AI industry insiders just delivered a surprising reality check. At the annual Cerebral Valley conference in San Francisco, more than 300 AI company founders, investors, and engineers participated in an anonymous survey that reveals growing skepticism about the industry's hottest companies. The results suggest a major shift in sentiment, with attendees betting against OpenAI while predicting massive wins for Nvidia.
The annual Cerebral Valley conference just delivered the kind of insider intelligence that moves markets. Built around candid conversations between AI's power players, this year's event featured something unprecedented: an anonymous survey of more than 300 attendees that cuts through the industry's typical cheerleading to reveal what insiders really think.
The survey participants weren't random observers. They were primarily AI company founders, followed by investors, product leaders, engineers, and media covering the space. When The Verge's Alex Heath shared the results onstage, the numbers painted a picture of an industry recalibrating its expectations.
OpenAI, despite Sam Altman's projection of $20 billion in annualized revenue this year, faces tempered enthusiasm from the very people building the AI ecosystem. Insiders predict the company will reach $30 billion by 2026 - solid growth, but not the explosive trajectory many expected. More telling: when asked which private companies they'd invest in today, Anthropic topped the list, ahead of OpenAI.
The skepticism runs deeper. Perplexity, the AI search startup, dominated the 'companies you'd short' category among billion-dollar valuations. OpenAI came in second on that same list, a striking vote of no confidence from industry peers. As one anonymous attendee put it during breakout sessions, these companies have "infinite money" but finite talent - and the race is getting brutal.
Nvidia emerges as the survey's biggest winner, with insiders predicting a $6 trillion valuation by 2026. That's nearly double its current market cap and reflects the chip giant's stranglehold on AI infrastructure. While AI companies struggle with business models, Nvidia keeps selling the picks and shovels.
The most revealing shift involves AGI timing. Survey respondents don't expect artificial general intelligence to be declared until 2030, pushing back the timeline that dominated earlier conferences. This reflects what Heath observed throughout the day: "No one cares about AGI anymore." The focus has shifted from existential promises to immediate business applications.
Meta faces particular challenges according to the survey. The company wasn't mentioned among models likely to lead LM Arena rankings by 2026, despite its significant Llama investments. Instead, Chinese model Qwen from Alibaba cracked the top five, signaling how quickly the competitive landscape is shifting. Many companies are fine-tuning open-source Chinese models rather than Meta's offerings.
The survey reveals other fascinating dynamics. Andreessen Horowitz topped the list of VC firms with the most enviable AI portfolios, followed by Khosla Ventures and Sequoia. When it comes to model leadership next year, insiders still give OpenAI the edge, followed by Anthropic and Google's Gemini.
Beyond the numbers, the conference atmosphere reflected an industry maturing rapidly.
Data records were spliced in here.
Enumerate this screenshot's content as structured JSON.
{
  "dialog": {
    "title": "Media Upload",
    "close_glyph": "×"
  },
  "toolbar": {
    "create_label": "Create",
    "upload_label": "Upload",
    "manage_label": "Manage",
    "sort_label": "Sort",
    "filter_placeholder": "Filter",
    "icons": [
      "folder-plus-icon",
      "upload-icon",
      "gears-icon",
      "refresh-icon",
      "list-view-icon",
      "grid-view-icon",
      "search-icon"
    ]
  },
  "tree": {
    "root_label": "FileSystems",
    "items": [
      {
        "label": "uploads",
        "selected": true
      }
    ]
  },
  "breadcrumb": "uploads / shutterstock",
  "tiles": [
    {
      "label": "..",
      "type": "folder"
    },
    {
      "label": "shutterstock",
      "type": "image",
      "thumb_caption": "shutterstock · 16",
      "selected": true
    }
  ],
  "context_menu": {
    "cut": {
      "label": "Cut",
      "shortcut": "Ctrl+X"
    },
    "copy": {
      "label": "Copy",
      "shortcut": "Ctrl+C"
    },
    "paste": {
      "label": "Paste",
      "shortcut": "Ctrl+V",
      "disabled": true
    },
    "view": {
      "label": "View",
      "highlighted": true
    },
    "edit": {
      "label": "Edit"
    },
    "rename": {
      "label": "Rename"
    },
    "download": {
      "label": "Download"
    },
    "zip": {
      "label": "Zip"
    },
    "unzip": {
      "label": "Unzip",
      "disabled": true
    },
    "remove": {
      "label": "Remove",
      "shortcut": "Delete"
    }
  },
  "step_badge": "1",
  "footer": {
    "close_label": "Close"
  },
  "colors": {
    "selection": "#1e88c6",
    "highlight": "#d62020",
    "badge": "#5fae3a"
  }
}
Gone are the days of founders predicting humanity's demise by GPT-10. Instead, as Replit CEO Amjad Masad noted onstage, "If you are competing on price, then maybe you don't have a business." The message is clear: build something people will pay for.
San Francisco Mayor Daniel Lurie captured the broader sentiment: "People are starting to complain about traffic. Thank goodness. I want those complaints." The AI boom is creating real economic activity, not just venture hype.
The reverse acquihire trend also drew significant discussion. Meta's deals with ScaleAI and Google's acquisitions of Character and Windsurf reflect what attendees see as a talent war with unlimited budgets. One AI founder recalled a Big Tech corporate development team asking him to name his own valuation.
Perhaps most importantly, the survey reveals an industry grappling with bubble fears while staying focused on fundamentals. As Anthropic CPO Mike Krieger emphasized, "Time spent is not on any of the dashboards that I look at." The focus is shifting from engagement metrics to sustainable business models.
The Cerebral Valley survey offers a rare glimpse into what AI's builders really think when the cameras aren't rolling. Their predictions suggest an industry shifting from hype to fundamentals, where even OpenAI faces scrutiny and practical applications matter more than AGI timelines. For investors and companies betting on AI's future, these insider perspectives provide crucial signals about where the smart money is really going - and which companies might be riding for a fall.